This is great progress, but I remain fixed in my desire for singular running instances of my personal applications to run on an application server I control and to which I attach views from all of my devices. I want to have a singular e-mail application that I see on all of my devices. I want to have a singular web browser application that I see on all my devices. And so on.

We need to make my many devices appear as one rather than making a single device act as many devices.

[1] http://tiamat.tsotech.com/pao

5 comments

This is something Plan 9 or Inferno (http://inferno-os.org/) would give you. You can run the main OS someone and mount the resources on other devices - including display, net and CPU resources. An example of doing this with a phone is here: http://bluishcoder.co.nz/2012/11/07/sharing-computer-and-pho...

Inferno is a portable and can be run on host operating systems. It would be possible to build it as an app on Windows Phone, Android, etc to access your Inferno resources on other devices.

I'm sorry, but no. The resource sharing model of Plan9/Inferno is great, but what they demoed was essentially a modal UI - plug in your phone and you get an external display and a different UI, but the computing resources are still handled in exactly the same way.
I'm not sure what you mean. When I said that this is what Inferno provides I was referring to the parent posts request for their ideal computing model, not comparing to the Microsoft demo.
You can technically do this today albeit with some overhead.

Spin up an Azure VM, install all the apps you desire and configure it as you want.

Every other PC you own, becomes just a head display, using RDP you can use a single dedicated VM.
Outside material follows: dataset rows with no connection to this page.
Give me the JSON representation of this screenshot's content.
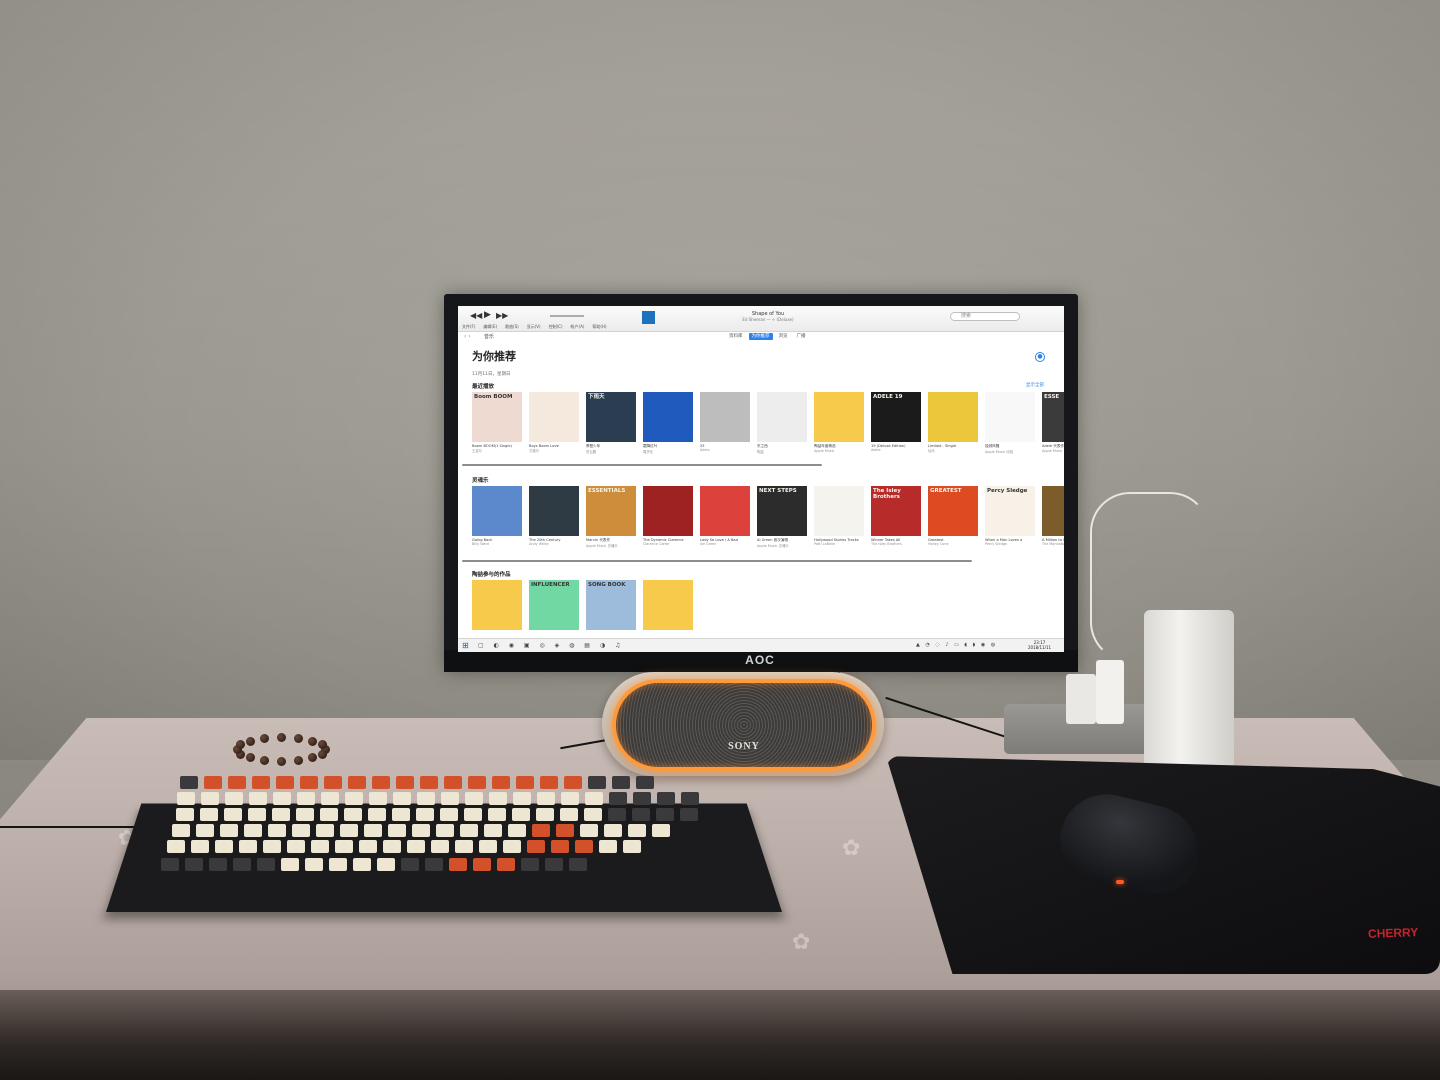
{
  "scene": {
    "monitor_brand": "AOC",
    "speaker_brand": "SONY",
    "mousepad_brand": "CHERRY"
  },
  "itunes": {
    "now_playing_title": "Shape of You",
    "now_playing_detail": "Ed Sheeran — ÷ (Deluxe)",
    "search_placeholder": "搜索",
    "menu": [
      "文件(F)",
      "编辑(E)",
      "歌曲(S)",
      "显示(V)",
      "控制(C)",
      "帐户(A)",
      "帮助(H)"
    ],
    "library_select": "音乐",
    "tabs": [
      {
        "label": "资料库",
        "active": false
      },
      {
        "label": "为你推荐",
        "active": true
      },
      {
        "label": "浏览",
        "active": false
      },
      {
        "label": "广播",
        "active": false
      }
    ],
    "page_title": "为你推荐",
    "subtitle": "11月11日，星期日",
    "see_all": "显示全部",
    "sections": [
      {
        "title": "最近播放",
        "items": [
          {
            "title": "Boom BOOM(1 Single)",
            "artist": "王嘉尔",
            "color": "#e9d6cd",
            "label": "Boom BOOM"
          },
          {
            "title": "Boys Boom Love",
            "artist": "艾薇尔",
            "color": "#f0e3d9",
            "label": ""
          },
          {
            "title": "摩登少年",
            "artist": "岳云鹏",
            "color": "#2a3c4f",
            "label": "下雨天"
          },
          {
            "title": "霜降红叶",
            "artist": "周杰伦",
            "color": "#1f58b8",
            "label": ""
          },
          {
            "title": "25",
            "artist": "Adele",
            "color": "#b9b9b9",
            "label": ""
          },
          {
            "title": "东之西",
            "artist": "陶喆",
            "color": "#e8e8e8",
            "label": ""
          },
          {
            "title": "陶喆年度精选",
            "artist": "Apple Music",
            "color": "#f2c64a",
            "label": ""
          },
          {
            "title": "19 (Deluxe Edition)",
            "artist": "Adele",
            "color": "#1a1a1a",
            "label": "ADELE 19"
          },
          {
            "title": "Limited - Single",
            "artist": "仙乐",
            "color": "#e7c23a",
            "label": ""
          },
          {
            "title": "独领风骚",
            "artist": "Apple Music 嘻哈",
            "color": "#f3f3f3",
            "label": ""
          },
          {
            "title": "Adele 代表作",
            "artist": "Apple Music",
            "color": "#3a3a3a",
            "label": "ESSE"
          }
        ]
      },
      {
        "title": "灵魂乐",
        "items": [
          {
            "title": "Going Back",
            "artist": "Billy Ward",
            "color": "#5a86c8",
            "label": ""
          },
          {
            "title": "The 20th Century",
            "artist": "Andy White",
            "color": "#2d3a44",
            "label": ""
          },
          {
            "title": "Marvin 代表作",
            "artist": "Apple Music 灵魂乐",
            "color": "#c98a3a",
            "label": "ESSENTIALS"
          },
          {
            "title": "The Dynamic Clarence",
            "artist": "Clarence Carter",
            "color": "#9b2121",
            "label": ""
          },
          {
            "title": "Lady So Love / A Bad",
            "artist": "Ike Green",
            "color": "#d8413a",
            "label": ""
          },
          {
            "title": "Al Green 首次演唱",
            "artist": "Apple Music 灵魂乐",
            "color": "#2b2b2b",
            "label": "NEXT STEPS"
          },
          {
            "title": "Hollywood Stories Tracks",
            "artist": "Patti LaBelle",
            "color": "#f0eee8",
            "label": ""
          },
          {
            "title": "Winner Takes All",
            "artist": "The Isley Brothers",
            "color": "#b32a2a",
            "label": "The Isley Brothers"
          },
          {
            "title": "Greatest",
            "artist": "Honey Cone",
            "color": "#d84a21",
            "label": "GREATEST"
          },
          {
            "title": "When a Man Loves a",
            "artist": "Percy Sledge",
            "color": "#f3ece2",
            "label": "Percy Sledge"
          },
          {
            "title": "A Million to One",
            "artist": "The Manhattans",
            "color": "#7a5a2a",
            "label": ""
          }
        ]
      },
      {
        "title": "陶喆参与的作品",
        "items": [
          {
            "title": "",
            "artist": "",
            "color": "#f2c64a",
            "label": ""
          },
          {
            "title": "",
            "artist": "",
            "color": "#6fd3a0",
            "label": "INFLUENCER"
          },
          {
            "title": "",
            "artist": "",
            "color": "#9ab8d8",
            "label": "SONG BOOK"
          },
          {
            "title": "",
            "artist": "",
            "color": "#f2c64a",
            "label": ""
          }
        ]
      }
    ],
    "taskbar_time": "23:17",
    "taskbar_date": "2018/11/11"
  }
}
The overhead here becomes that you still need to have full blown OS installed on the heads, however their specs can be very limited (compared to the VM).

I have attempted to approximate what I call PAO on today's existing technologies by using application servers at my home and at a data center. However, I think you're missing the notion of multiple concurrent views of singular applications, with each view adapting to the capabilities of the device at hand.

The closest approximation is connecting multiple web browsers via WebSocket to a self-hosted web application with a responsive user interface, and then using the WebSocket to relay all UI interaction at a fine-grained level. But if you read my blog entry about PAO, you'd recognize that as a facsimile of what I want—an effort to create PAO out of the mish-mash of technologies we have today.

The guts of what Microsoft is building here would be a key building block if something like PAO were to ever materialize. It will be necessary for applications to understand the capabilities of the view as they change. What's missing still is supporting multiple concurrent views with a singular application state and secure network transport for those views.

A connection is not an extension. It is a poor replacement for what is suggested; extension of a system by employing multiple devices. Think of dual screen duplicating desktop vs an actual extension of the desktop on the second screen.
As well as double-digit latency, maybe even triple-digit at times, solely from general internet transit.
And being blocked by basically everything in existence. I installed a desktop on Linode and Google blocked me from even their search product. Many other sites had blocks set up or at least CAPTCHAs. If you have browsing activity coming from a datacenter, everyone assumes it's a bot. Geo IP gets messed up too. Really hard to get any work done like that.
That's strange. Maybe they do that for the big providers, but I've run roughly 80% of my browsing activity through a SOCKS proxy on a VPS running in multiple different datacenters and never really had a problem that I noticed. I usually get my VPSs from little guys so maybe that's why they're not on a blacklist.
Does this blocking also apply to VPNs which are likely routing through data centers? One would think that most botnets are running on compromised consumer networks.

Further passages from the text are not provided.